Australian Defense Minister John Faulkner says Canberra may start withdrawing troops from Afghanistan in two years if its mission to train local soldiers goes as planned. It is the first time an Australian official has offered a possible timetable on pulling forces out of Afghanistan.
Australia's main focus in Afghanistan's southern Uruzgan province has been training the Afghan National Army. Canberra could start to pull its troops out in two to four years if that mission proceeds as expected.
Australia has 1,550 military personnel in the troubled country, including elite commandos, reconstruction units and training specialists.
In Canberra, Defense Minster John Faulkner on Wednesday for the first time gave a timetable for a possible withdrawal of Australian troops. "At some point within that two-to-four-year timeframe we would see our training mission transition to an over-watch role," he said.
Public support in Australia for a distant and increasingly bloody war in Afghanistan appears to be waning.
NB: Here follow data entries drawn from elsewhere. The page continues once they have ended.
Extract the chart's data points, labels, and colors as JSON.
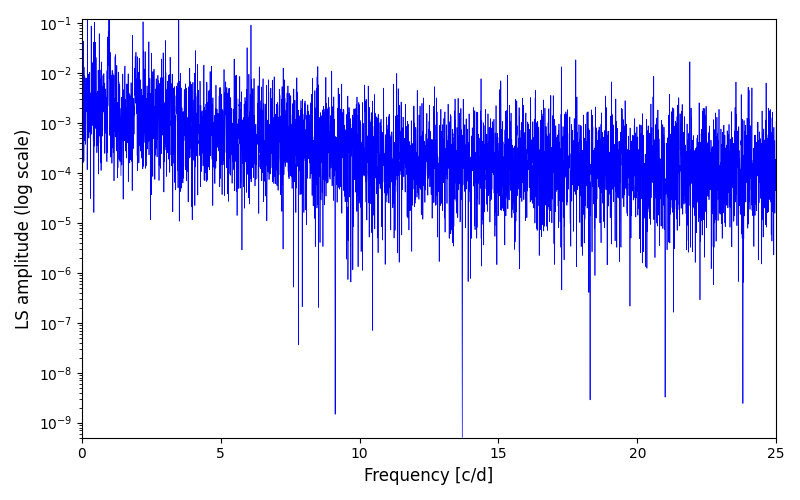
{
  "title": "",
  "xlabel": "Frequency [c/d]",
  "ylabel": "LS amplitude (log scale)",
  "line_color": "#0000FF",
  "line_width": 0.5,
  "xmin": 0,
  "xmax": 25,
  "ymin": 5e-10,
  "ymax": 0.12,
  "yscale": "log",
  "figsize": [
    8.0,
    5.0
  ],
  "dpi": 100,
  "seed": 17,
  "n_points": 5000,
  "peak_freq": 0.97,
  "peak_amp": 0.045,
  "noise_log_sigma": 1.4,
  "alpha": 1.6
}
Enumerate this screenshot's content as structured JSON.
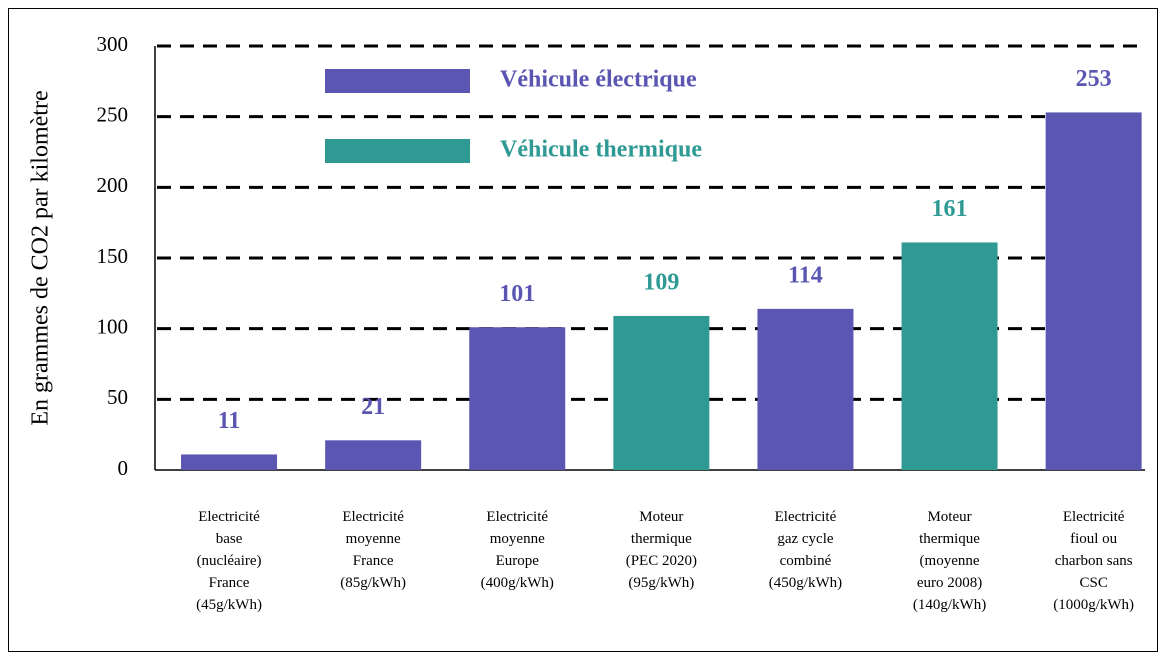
{
  "chart_data": {
    "type": "bar",
    "y_label": "En grammes de CO2 par kilomètre",
    "categories": [
      [
        "Electricité",
        "base",
        "(nucléaire)",
        "France",
        "(45g/kWh)"
      ],
      [
        "Electricité",
        "moyenne",
        "France",
        "(85g/kWh)"
      ],
      [
        "Electricité",
        "moyenne",
        "Europe",
        "(400g/kWh)"
      ],
      [
        "Moteur",
        "thermique",
        "(PEC 2020)",
        "(95g/kWh)"
      ],
      [
        "Electricité",
        "gaz cycle",
        "combiné",
        "(450g/kWh)"
      ],
      [
        "Moteur",
        "thermique",
        "(moyenne",
        "euro 2008)",
        "(140g/kWh)"
      ],
      [
        "Electricité",
        "fioul ou",
        "charbon sans",
        "CSC",
        "(1000g/kWh)"
      ]
    ],
    "series": [
      {
        "name": "Véhicule électrique",
        "color": "#5a56b2",
        "values": [
          11,
          21,
          101,
          null,
          114,
          null,
          253
        ]
      },
      {
        "name": "Véhicule thermique",
        "color": "#2f9a94",
        "values": [
          null,
          null,
          null,
          109,
          null,
          161,
          null
        ]
      }
    ],
    "ylim": [
      0,
      300
    ],
    "yticks": [
      0,
      50,
      100,
      150,
      200,
      250,
      300
    ],
    "grid": true
  }
}
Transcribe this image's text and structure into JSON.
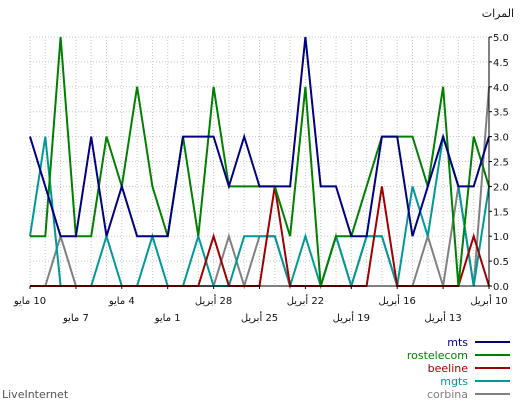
{
  "chart_data": {
    "type": "line",
    "title": "",
    "ylabel": "المرات",
    "xlabel": "",
    "ylim": [
      0,
      5
    ],
    "y_ticks": [
      "0.0",
      "0.5",
      "1.0",
      "1.5",
      "2.0",
      "2.5",
      "3.0",
      "3.5",
      "4.0",
      "4.5",
      "5.0"
    ],
    "x_reversed": true,
    "x": [
      "10 أبريل",
      "11 أبريل",
      "12 أبريل",
      "13 أبريل",
      "14 أبريل",
      "15 أبريل",
      "16 أبريل",
      "17 أبريل",
      "18 أبريل",
      "19 أبريل",
      "20 أبريل",
      "21 أبريل",
      "22 أبريل",
      "23 أبريل",
      "24 أبريل",
      "25 أبريل",
      "26 أبريل",
      "27 أبريل",
      "28 أبريل",
      "29 أبريل",
      "30 أبريل",
      "1 مايو",
      "2 مايو",
      "3 مايو",
      "4 مايو",
      "5 مايو",
      "6 مايو",
      "7 مايو",
      "8 مايو",
      "9 مايو",
      "10 مايو"
    ],
    "x_tick_labels": [
      {
        "index": 0,
        "label": "10 أبريل",
        "row": 1
      },
      {
        "index": 3,
        "label": "13 أبريل",
        "row": 2
      },
      {
        "index": 6,
        "label": "16 أبريل",
        "row": 1
      },
      {
        "index": 9,
        "label": "19 أبريل",
        "row": 2
      },
      {
        "index": 12,
        "label": "22 أبريل",
        "row": 1
      },
      {
        "index": 15,
        "label": "25 أبريل",
        "row": 2
      },
      {
        "index": 18,
        "label": "28 أبريل",
        "row": 1
      },
      {
        "index": 21,
        "label": "1 مايو",
        "row": 2
      },
      {
        "index": 24,
        "label": "4 مايو",
        "row": 1
      },
      {
        "index": 27,
        "label": "7 مايو",
        "row": 2
      },
      {
        "index": 30,
        "label": "10 مايو",
        "row": 1
      }
    ],
    "grid": true,
    "legend_position": "bottom-right",
    "series": [
      {
        "name": "mts",
        "color": "#000080",
        "values": [
          3,
          2,
          2,
          3,
          2,
          1,
          3,
          3,
          1,
          1,
          2,
          2,
          5,
          2,
          2,
          2,
          3,
          2,
          3,
          3,
          3,
          1,
          1,
          1,
          2,
          1,
          3,
          1,
          1,
          2,
          3
        ]
      },
      {
        "name": "rostelecom",
        "color": "#008000",
        "values": [
          2,
          3,
          0,
          4,
          2,
          3,
          3,
          3,
          2,
          1,
          1,
          0,
          4,
          1,
          2,
          2,
          2,
          2,
          4,
          1,
          3,
          1,
          2,
          4,
          2,
          3,
          1,
          1,
          5,
          1,
          1
        ]
      },
      {
        "name": "beeline",
        "color": "#a00000",
        "values": [
          0,
          1,
          0,
          0,
          0,
          0,
          0,
          2,
          0,
          0,
          0,
          0,
          0,
          0,
          2,
          0,
          0,
          0,
          1,
          0,
          0,
          0,
          0,
          0,
          0,
          0,
          0,
          0,
          0,
          0,
          0
        ]
      },
      {
        "name": "mgts",
        "color": "#009999",
        "values": [
          2,
          0,
          2,
          3,
          1,
          2,
          0,
          1,
          1,
          0,
          1,
          0,
          1,
          0,
          1,
          1,
          1,
          0,
          0,
          1,
          0,
          0,
          1,
          0,
          0,
          1,
          0,
          0,
          0,
          3,
          1
        ]
      },
      {
        "name": "corbina",
        "color": "#808080",
        "values": [
          4,
          0,
          2,
          0,
          1,
          0,
          0,
          1,
          1,
          0,
          1,
          0,
          0,
          0,
          1,
          1,
          0,
          1,
          0,
          0,
          0,
          0,
          0,
          0,
          0,
          0,
          0,
          0,
          1,
          0,
          0
        ]
      }
    ]
  },
  "footer": {
    "brand": "LiveInternet"
  }
}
This week three Australian commandos were killed in a helicopter crash, bringing the nation's number of fatalities in the Afghan campaign to 16. The cause of the crash is unknown, although officials say it was not the result of an attack by insurgents.
Among those killed was 27-year-old Ben Chuck, a former crocodile handler from Queensland.
Despite his son's death, his father, Gordon Chuck, supports Australia's involvement in Afghanistan. "Ben will always be remembered as a young, vibrant man and in our eyes he will never grow old," Chuck said. "He believed in the reason he was there and so do we."
Australia supports Washington's assertions that the solution to the Afghan insurgency lies beyond simply military might.
In August, Dutch forces will return home from Uruzgan province and will be replaced by U.S. troops.
Canberra has ruled out sending more soldiers, saying its relatively small armed forces are already stretched by other missions overseas, including East Timor and the Solomon Islands.